8 Replies to “South of the River – driving in my car”

  1. My gripe with traffic in Leeds is that most motorists have forgotten how to signal, to warn the motorist behind them or coming towards them what their intention is. In recent months it has become a lot worse.
    I see in your article you say to watch for the cyclists, how about they watch for us, so often they think that there is one law for them and one for you, i.e. going over lights that are red, while you have to wait. Have coat tails flying behind them so that they could easily get caught up by a car or more importantly a lorry, that could be the end of them. I expect the road vehicle driver would get the blame.
    Coming up to the dark evenings how about reminding them that they should have good lights on front and back of their bikes, if you are driving a car with no lights you get had, and rightly so. You very rarely see a cyclist being prosecuted for no lights.

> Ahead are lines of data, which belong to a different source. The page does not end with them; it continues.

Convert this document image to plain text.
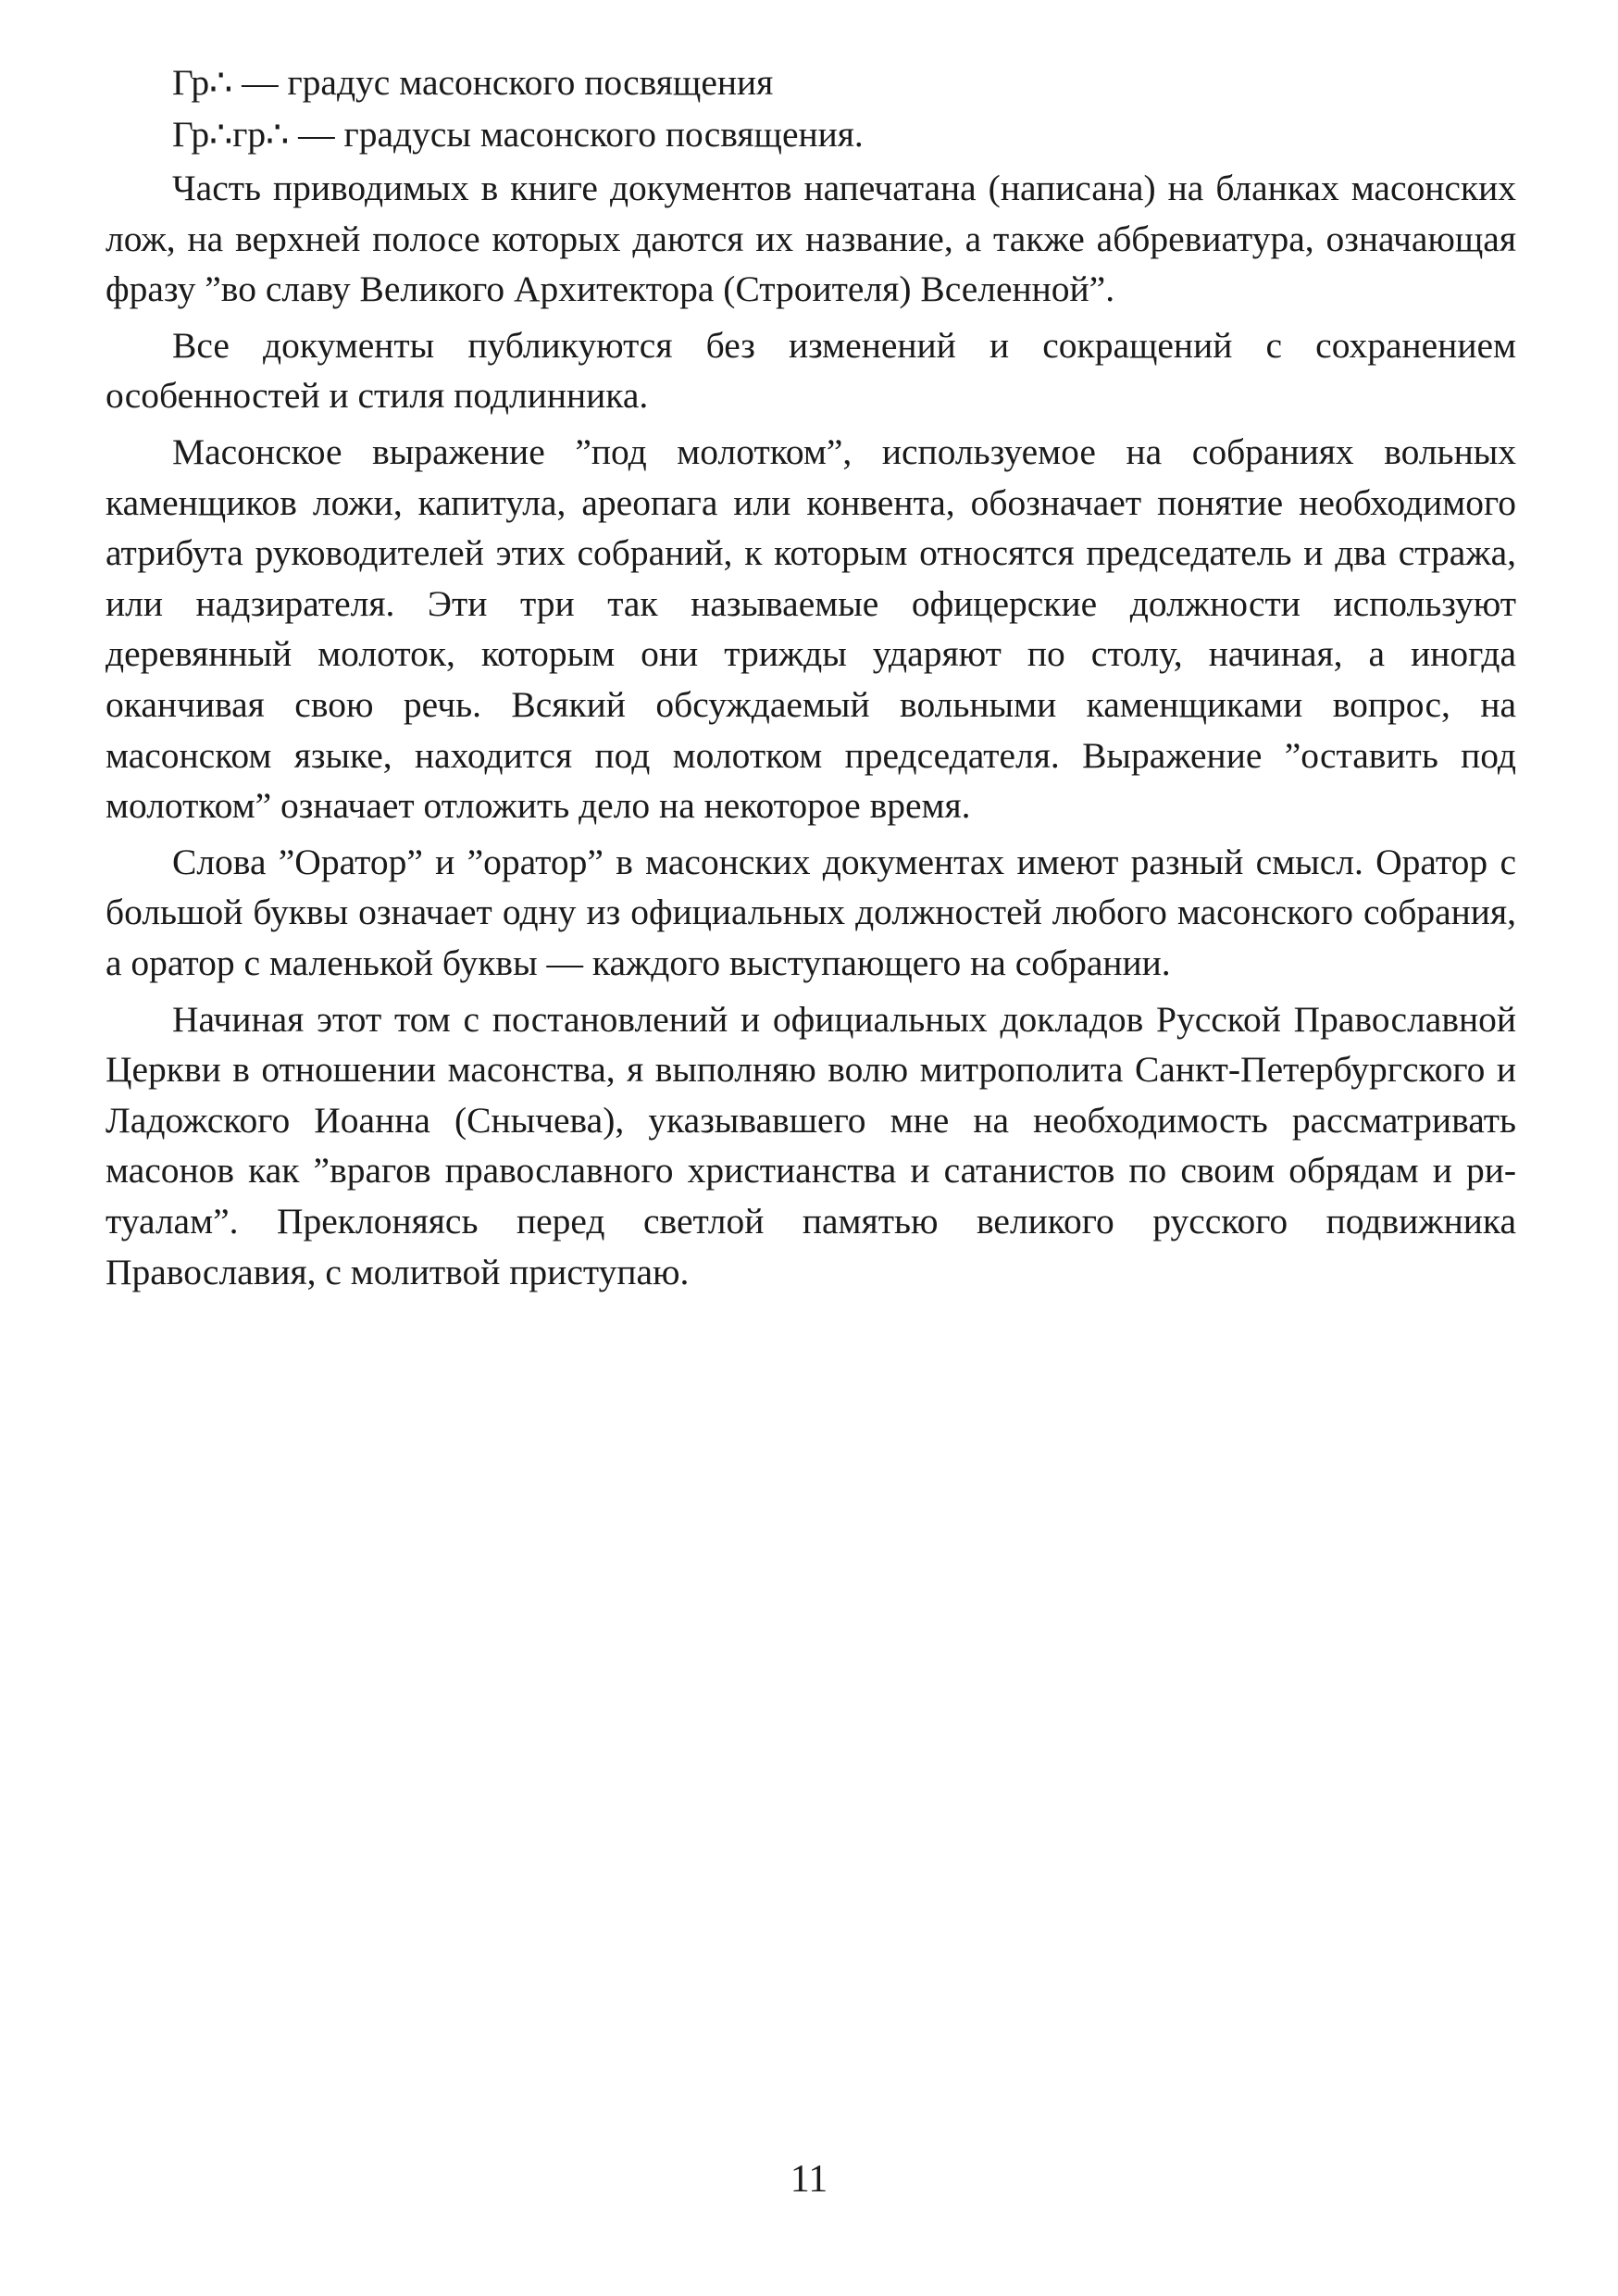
Гр∴ — градус масонского посвящения

Гр∴гр∴ — градусы масонского посвящения.

Часть приводимых в книге документов напечатана (написана) на бланках масонских лож, на верхней полосе которых даются их название, а также аббревиатура, означающая фразу ”во славу Великого Архитектора (Строителя) Вселенной”.

Все документы публикуются без изменений и сокращений с сохранением особенностей и стиля подлинника.

Масонское выражение ”под молотком”, используемое на собраниях вольных каменщиков ложи, капитула, ареопага или конвента, обозначает понятие необходимого атрибута руководителей этих собраний, к которым относятся председатель и два стража, или надзирателя. Эти три так называемые офицерские должности используют деревянный молоток, которым они трижды ударяют по столу, начиная, а иногда оканчивая свою речь. Всякий обсуждаемый вольными каменщиками вопрос, на масонском языке, находится под молотком председателя. Выражение ”оставить под молотком” означает отложить дело на некоторое время.

Слова ”Оратор” и ”оратор” в масонских документах имеют разный смысл. Оратор с большой буквы означает одну из официальных должностей любого масонского собрания, а оратор с маленькой буквы — каждого выступающего на собрании.

Начиная этот том с постановлений и официальных докладов Русской Православной Церкви в отношении масонства, я выполняю волю митрополита Санкт-Петербургского и Ладожского Иоанна (Снычева), указывавшего мне на необходимость рассматривать масонов как ”врагов православного христианства и сатанистов по своим обрядам и ритуалам”. Преклоняясь перед светлой памятью великого русского подвижника Православия, с молитвой приступаю.

11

    1. Thanks for your comment Wendy and I agree, there is just as much onus on cyclists to stick to the Highway Code as any other road user. The only thing I’d say is that a bad motorist can do a lot more damage with a ton of steel than a bad cyclist who is most likely to hurt themselves.

      1. Whilst I agree with your comments, A lot of Cyclists do seem to think they have different laws of the road than us.

        1. Hi Wendy, you are correct, a lot of people who ride bikes (not cyclists per se) do seem to think that they have different laws of the road than people who are driving cars (not them and us you might notice) and is some areas they do.

          However, what I find more commonly is that a lot of people who drive cars blatantly disregard the law of the road and unfortunately when a car driver behaves recklessly behind the wheel in a 1 tonne vehicle that is being driven without care and attention, at speed and within the law of the road it has devastating outcomes.

  2. Unless cyclists are suddenly wearing coat tales that are a meter long then I can’t see how such things would be caught by a car or lorry unless the motorised vehicle was dangerously close. You shouldn’t be within a meter of a bike when passing (unless doing so at very low speed such as queuing traffic) so I can’t see how this would be a hazard in this way.

  3. Interesting article, I too work/live/cycle/drive/walk &amp use public transport in Leeds, I’m afraid its not one single section of society you can blame for the issues you raise.

    It’s more the fact people in Leeds (LS postcodes as a whole) aren’t very friendly at all, to each other or anyone in general.
    I have travelled around the UK and numerous countries and as a whole people are much more approachable, caring &amp friendly in just about every other place I can think of.

    Take this morning, I went out for a 50 mile ride from Leeds to Selby and back, I had one white van man beep at me for being in his way (1ft from the kerb) and shouted at.

    Once I got a little out of Leeds other road users are much more likely to give you room, overtake when it safe to do so.

    When I moved to Leeds several years ago I was a very careful considerate driver, let people out gave way, said thank you.
    Now I experiment with signalling, as mentioned the vast majority of people in Leeds won’t under any circumstance, I think they just don’t care anyone else exists.

    My partner is from Leeds and she has noticed the level of driving has gotten steadily worse over the last few years.

    What can we do? I have no idea but sometimes I do worry for my own safety whether I’m on foot, cycling or in the car.

    I must agree I despise cyclists who go through red lights, very poor example to set.

  4. for Barry Bethall
    I cannot agree with you, I had a very good friend who was seriously injured and in fact died from his injuries after getting his coat, which was undone, caught in a vehicle. He wasn’t wearing coat tails either.

  5. I wonder if that bus lane camera is the one at the END of Wellington Road, where you see the end of the bus lane clearly marked about 100 metres from the roundabout, so move across if you’re going left, only to find it continues! You have seconds to decide what to do (emergency stop? Move back out?) but can’t move out in time if vehicles behind are overtaking.

    By the way, I’m a cyclist too and appreciate bus lanes.